Season two just came out, so I will.






P.S. Netflix (ur gonna get wetflix) has the uncensored version, but only season 1.)


----------



## AsPika2219 (Apr 4, 2019)

Sooo.... that's was the beginning of Joker before becomes craziest laughter person ever. 
Smile time!  Meanwhile, Bruce Wayne (the kid) was included this movie, before becomes Batman sooner.


----------



## Alexander1970 (Apr 4, 2019)

And i tought as kid he fell in an chemical basin.

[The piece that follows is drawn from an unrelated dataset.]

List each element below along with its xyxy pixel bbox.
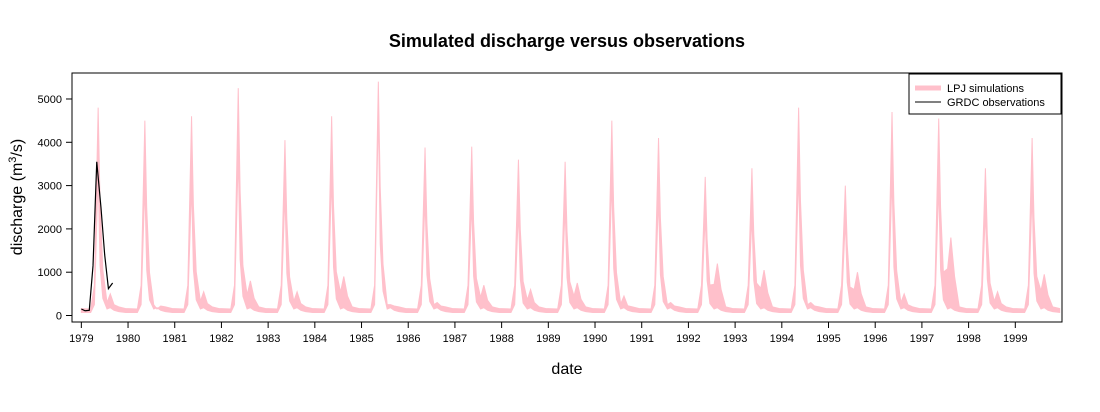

I don´t like the Joker anymore after Heath Ledgers "performance".......


----------



## D4X (Apr 4, 2019)

Quite an interesting trailer! Didn't think much of this when it was first announced even though I like Joaquin Phoenix, but the trailer has me intrigued.


----------



## GhostLatte (Apr 13, 2019)

Looks really good!


----------



## Robski808 (Apr 20, 2019)

Bet it will be awesome.


----------



## Deleted User (Apr 20, 2019)

I was pretty doubtful at first, but that trailer's made me cautiously optimistic.


----------



## zomborg (Apr 22, 2019)

My wife will enjoy this but I'm with alexander1970. To me only the original origin story will do.


----------



## Veho (Aug 28, 2019)

​


----------



## Flame (Sep 2, 2019)

its getting great ratings. looks like its going to be a hit and a great movie.


----------